As with every US presidential election campaign, both parties have strong and weak contenders. However, there is one member in the Republican Party that has been particularly controversial and who has garnered a lot of attention on social media while dominating the polls: Donald Trump.
Brash, bold, straightforward, honest and cunning -- I have been following Trump for years. I have watched him in “The Apprentice” series and read his books. All of his teachings in business and life are inspiring and useful as he is a person who leads by example.
Trump is a man who has differentiated himself from other former and current presidential candidates by bringing attention to topics that none of the other candidates are willing to talk about, such as immigration. Furthermore, he never backs down from criticizing former and potential future presidents. He has a bombastic style and does not take insults from other people.
Although there are quite a few people who question his tactics and characteristics as a political figure, his assertiveness, patriotism and financial self-sufficiency, along with a strong desire to create jobs and run the country in a transparent way are all traits that Indonesian leaders should take to heart.
President Joko Widodo has already demonstrated a similar assertiveness at times, for instance when he insisted that drug convicts be executed despite the outcry from foreign governments and local rights groups. In trying to eradicate the drug scourge, the president stood firm regardless of the negative consequences some said his stance would have on our ties with other countries. His predecessor, Susilo Bambang Yudhoyono, had been very cautious and sensitive about such possible negative effects.

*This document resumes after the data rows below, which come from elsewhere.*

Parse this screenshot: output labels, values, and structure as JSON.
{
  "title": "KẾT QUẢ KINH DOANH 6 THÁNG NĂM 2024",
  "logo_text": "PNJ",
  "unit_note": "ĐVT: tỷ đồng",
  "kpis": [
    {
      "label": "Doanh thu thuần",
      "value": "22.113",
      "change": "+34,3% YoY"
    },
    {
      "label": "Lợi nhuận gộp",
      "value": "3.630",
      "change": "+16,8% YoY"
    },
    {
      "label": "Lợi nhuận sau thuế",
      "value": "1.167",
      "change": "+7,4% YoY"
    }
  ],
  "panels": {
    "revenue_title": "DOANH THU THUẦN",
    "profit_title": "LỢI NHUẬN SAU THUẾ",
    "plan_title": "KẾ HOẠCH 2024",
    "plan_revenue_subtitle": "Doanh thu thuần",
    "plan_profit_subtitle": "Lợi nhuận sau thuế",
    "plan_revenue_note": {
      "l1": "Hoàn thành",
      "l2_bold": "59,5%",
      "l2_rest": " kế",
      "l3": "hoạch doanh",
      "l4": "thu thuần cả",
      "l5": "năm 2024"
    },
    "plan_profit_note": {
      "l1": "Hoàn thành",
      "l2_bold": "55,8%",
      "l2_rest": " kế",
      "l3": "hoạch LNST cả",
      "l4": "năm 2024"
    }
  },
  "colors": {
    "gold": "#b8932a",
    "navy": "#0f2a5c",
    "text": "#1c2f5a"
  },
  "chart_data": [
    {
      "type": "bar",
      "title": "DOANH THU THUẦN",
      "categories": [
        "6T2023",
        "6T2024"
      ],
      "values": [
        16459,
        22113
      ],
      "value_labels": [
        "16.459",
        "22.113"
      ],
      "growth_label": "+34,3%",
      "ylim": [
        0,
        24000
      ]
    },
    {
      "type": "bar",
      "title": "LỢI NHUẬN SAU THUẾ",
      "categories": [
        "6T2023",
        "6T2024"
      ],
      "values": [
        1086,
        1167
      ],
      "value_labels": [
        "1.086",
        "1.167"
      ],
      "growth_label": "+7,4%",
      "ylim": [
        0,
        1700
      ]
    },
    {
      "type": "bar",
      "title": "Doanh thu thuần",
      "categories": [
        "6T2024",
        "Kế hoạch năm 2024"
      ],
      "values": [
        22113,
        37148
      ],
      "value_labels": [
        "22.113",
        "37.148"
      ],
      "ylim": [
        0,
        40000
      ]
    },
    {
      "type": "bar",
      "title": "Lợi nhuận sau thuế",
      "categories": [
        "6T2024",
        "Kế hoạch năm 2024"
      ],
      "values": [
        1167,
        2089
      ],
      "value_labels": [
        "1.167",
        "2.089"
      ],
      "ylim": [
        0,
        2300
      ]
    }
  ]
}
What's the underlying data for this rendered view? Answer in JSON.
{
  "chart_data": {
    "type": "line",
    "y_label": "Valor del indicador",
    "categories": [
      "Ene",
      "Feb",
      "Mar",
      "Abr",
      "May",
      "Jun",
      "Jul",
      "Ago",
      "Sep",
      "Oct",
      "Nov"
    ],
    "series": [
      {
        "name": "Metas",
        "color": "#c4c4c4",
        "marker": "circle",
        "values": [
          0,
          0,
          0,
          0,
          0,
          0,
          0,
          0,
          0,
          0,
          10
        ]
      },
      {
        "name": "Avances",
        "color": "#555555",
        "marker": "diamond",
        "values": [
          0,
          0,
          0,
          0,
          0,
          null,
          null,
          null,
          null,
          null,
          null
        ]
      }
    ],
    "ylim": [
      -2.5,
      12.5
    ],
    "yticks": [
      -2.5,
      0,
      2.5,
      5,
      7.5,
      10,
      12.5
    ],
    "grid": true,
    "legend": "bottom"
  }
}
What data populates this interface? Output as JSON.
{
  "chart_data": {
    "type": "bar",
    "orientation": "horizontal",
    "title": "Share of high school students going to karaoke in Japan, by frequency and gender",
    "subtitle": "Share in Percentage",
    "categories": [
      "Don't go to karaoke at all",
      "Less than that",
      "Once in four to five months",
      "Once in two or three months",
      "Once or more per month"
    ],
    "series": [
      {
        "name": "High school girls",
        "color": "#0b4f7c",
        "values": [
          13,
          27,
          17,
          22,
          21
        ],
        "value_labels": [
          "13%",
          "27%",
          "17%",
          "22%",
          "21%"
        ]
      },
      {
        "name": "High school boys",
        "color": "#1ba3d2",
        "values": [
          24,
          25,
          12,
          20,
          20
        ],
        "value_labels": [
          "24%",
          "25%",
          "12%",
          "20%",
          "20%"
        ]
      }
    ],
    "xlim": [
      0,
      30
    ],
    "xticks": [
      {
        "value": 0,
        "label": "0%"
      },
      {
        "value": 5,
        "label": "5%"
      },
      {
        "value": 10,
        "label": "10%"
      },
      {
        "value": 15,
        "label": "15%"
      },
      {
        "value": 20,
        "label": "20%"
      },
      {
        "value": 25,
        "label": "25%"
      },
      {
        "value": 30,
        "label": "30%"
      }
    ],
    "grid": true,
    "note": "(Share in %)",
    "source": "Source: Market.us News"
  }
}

Trump is above all a patriot and will stand up for US interests in the face of a variety of threats, such as China’s currency manipulation, or Mexico sending undesirable individuals across the border. Similarly, Indonesia needs leaders who will stand up for the country, who will not let others take advantage of our natural resources. It is imperative that our leaders keep out drug dealers and thieves. By the end of the day, Indonesia is the 4th-most populous country in the world and our economy is still growing much more rapidly than those of many other countries. We cannot let our development be obstructed.
Traditionally most Indonesian presidential hopefuls receive funding from special interest groups, donors and lobbyists as their primary source for campaign funding. The problem with this practice is that it means that the president will have to take into account the wishes of those who funded his campaign -- which may not necessarily be in the best interest of the people. A financially self-sufficient candidate like Trump, on the other hand, is much less likely to be bought.
Trump has stressed the importance of jobs, and that is a lead that should be followed by Indonesian leaders. We should focus on making full use of our demographic dividend. Indonesia’s young population needs managers and leaders who take career development seriously. Thus it is vital for Indonesian leaders to engage with the nation's youths and to retain key talent. And when necessary, Indonesian leaders may need to show some tough love.
Corruption is another key issue, and it is no secret that Indonesia needs much more transparency. This is another example where people like Trump, who have no problem speaking out and telling the truth, can set the bar high for Indonesian leaders.
So despite the criticism leveled against him -- Trump has been labeled a joke, arrogant, a naive politician and a capitalist pur sang -- there is no denying that his accomplishments hold plenty of valuable lessons for Indonesian leaders.
Satya Hangga Yudha Widya Putra is a graduate student in global affairs at New York University.